Genetically modified organisms are unnatural characteristics added to plants or animals. Winter Ridge Natural Foods lists numerous usages, such as longer shelf lives for tomatoes and potatoes that create their own pesticides. Fenwick said the jury is still out on the effects of GMOs.
“It’s hard to avoid GMOs because they are not required to be listed on the food label. Many companies who manufacture products without GMOs will label them as such,” she said.
“Products produced without chemicals cost more to grow because of food losses, so consumers will have to pay higher prices for food. Manufacturers are constantly looking for ways to reduce costs and increase profit, and, with consumer demand for wholesome products, they will find a way, if history holds true,” she added.
There are options to purchase food and beverages without harmful chemicals and additives, though much of the American diet features one chemical or another. Fenwick has a piece of advice for those who wish to avoid any unwanted additives: “One rule of thumb is if the food ingredient list is long and has words on it you cannot pronounce, then put it back on the shelf.”
What’s in your juice? Whether a glass of juice is being enjoyed as a morning beverage or provided as a means of nutrition to a child, it is important to understand exactly what is in the juice.

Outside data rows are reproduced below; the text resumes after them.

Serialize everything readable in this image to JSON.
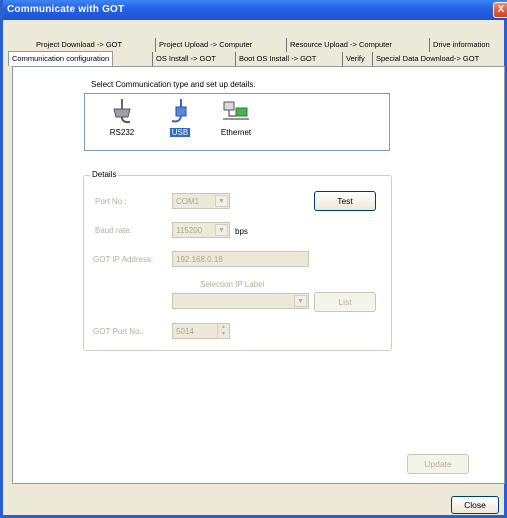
{
  "window": {
    "title": "Communicate with GOT",
    "close_glyph": "X"
  },
  "tabs": {
    "row1": [
      "Project Download -> GOT",
      "Project Upload -> Computer",
      "Resource Upload -> Computer",
      "Drive information"
    ],
    "row2": [
      "Communication configuration",
      "OS Install -> GOT",
      "Boot OS Install -> GOT",
      "Verify",
      "Special Data Download-> GOT"
    ],
    "active": "Communication configuration"
  },
  "comm": {
    "prompt": "Select Communication type and set up details.",
    "items": [
      {
        "label": "RS232",
        "icon": "serial-cable-icon",
        "selected": false
      },
      {
        "label": "USB",
        "icon": "usb-cable-icon",
        "selected": true
      },
      {
        "label": "Ethernet",
        "icon": "ethernet-network-icon",
        "selected": false
      }
    ]
  },
  "details": {
    "legend": "Details",
    "port_label": "Port No.:",
    "port_value": "COM1",
    "test_button": "Test",
    "baud_label": "Baud rate:",
    "baud_value": "115200",
    "baud_unit": "bps",
    "ip_label": "GOT IP Address:",
    "ip_value": "192.168.0.18",
    "select_ip_label": "Selection IP Label",
    "select_ip_value": "",
    "list_button": "List",
    "got_port_label": "GOT Port No.:",
    "got_port_value": "5014"
  },
  "footer": {
    "update_button": "Update",
    "close_button": "Close"
  },
  "colors": {
    "titlebar": "#2563e4",
    "selection": "#316ac5",
    "dialog": "#ece9d8"
  }
}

The FDA requires that manufacturers state the identity of the product on the front label — such as apple juice or lemonade — if it indeed has a common name. The FDA also requires that the percentage of juice as well as the amount derived from concentrate are included. While some beverages are 100-percent pure juice, a product can be marketed as 100-percent juice with other additives so long as the other ingredients do not dilute the volume of the juice.

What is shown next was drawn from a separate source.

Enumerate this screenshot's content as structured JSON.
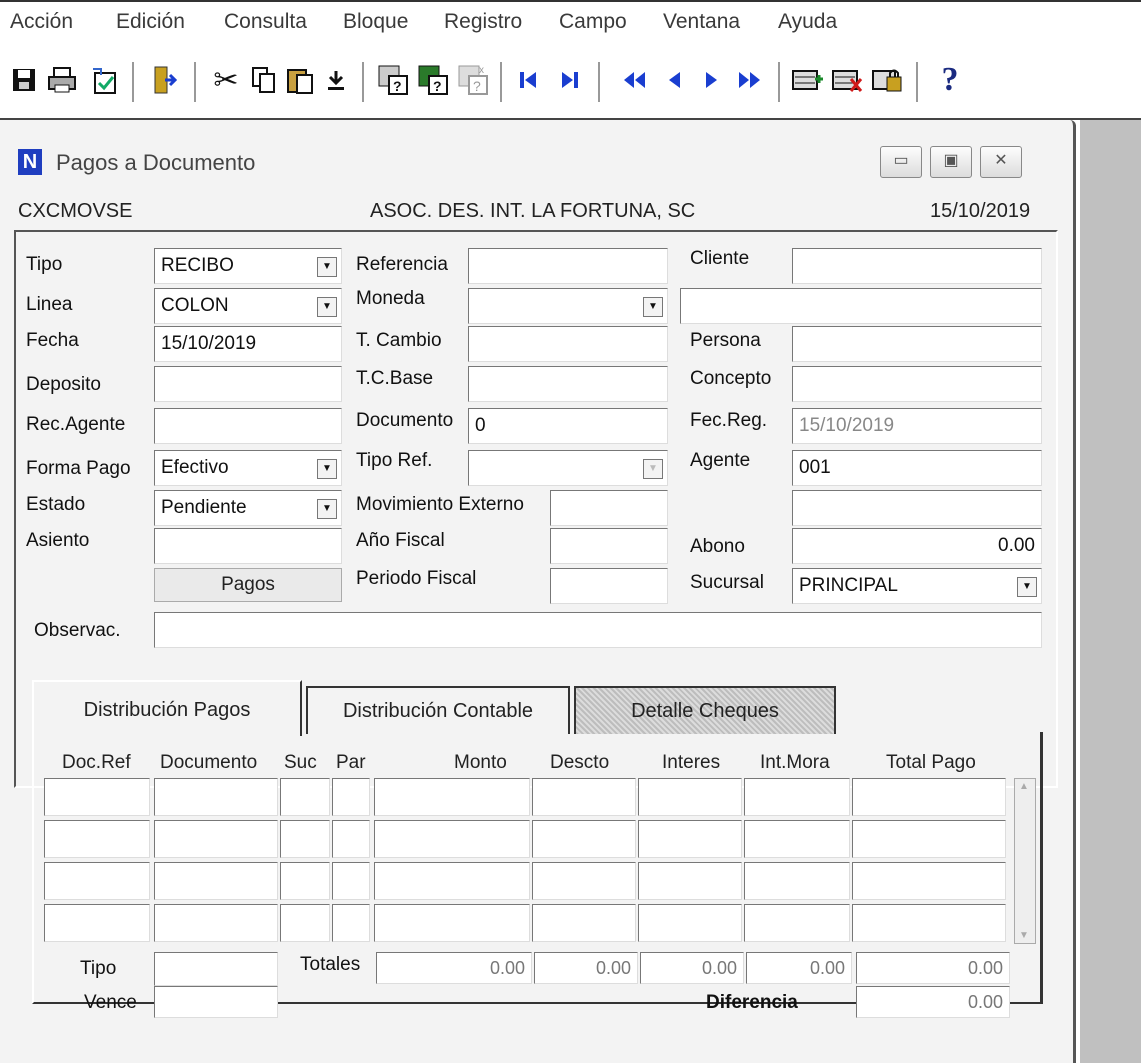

Some common ingredients in juices are carboxymethyl cellulose, sodium hexametaphosphate, sodium benzoate and potassium sorbate.
Carboxymethyl cellulose, often referred to as cellulose gum, is a carbohydrate derived from plant cell walls and is not dangerous, according to the FDA.
Sodium hexametaphosphate is a texturizer used in many foods and beverages that while generally safe can affect kidneys, bones and the heart without the balance of other minerals, according to BeFoodSmart.com.
Sodium benzoate is a common preservative that is quickly broken down by the liver. Some people are allergic to the additive, and it can also be a trigger for children with ADHD, according to Environmental Health Perspectives.
Potassium sorbate is one of the more dangerous additives in foods and beverages. Its primary use is to prevent mold and fungi, though recent studies show that large quantities of the substance can damage white blood cells, cause mutations or lead to cancer.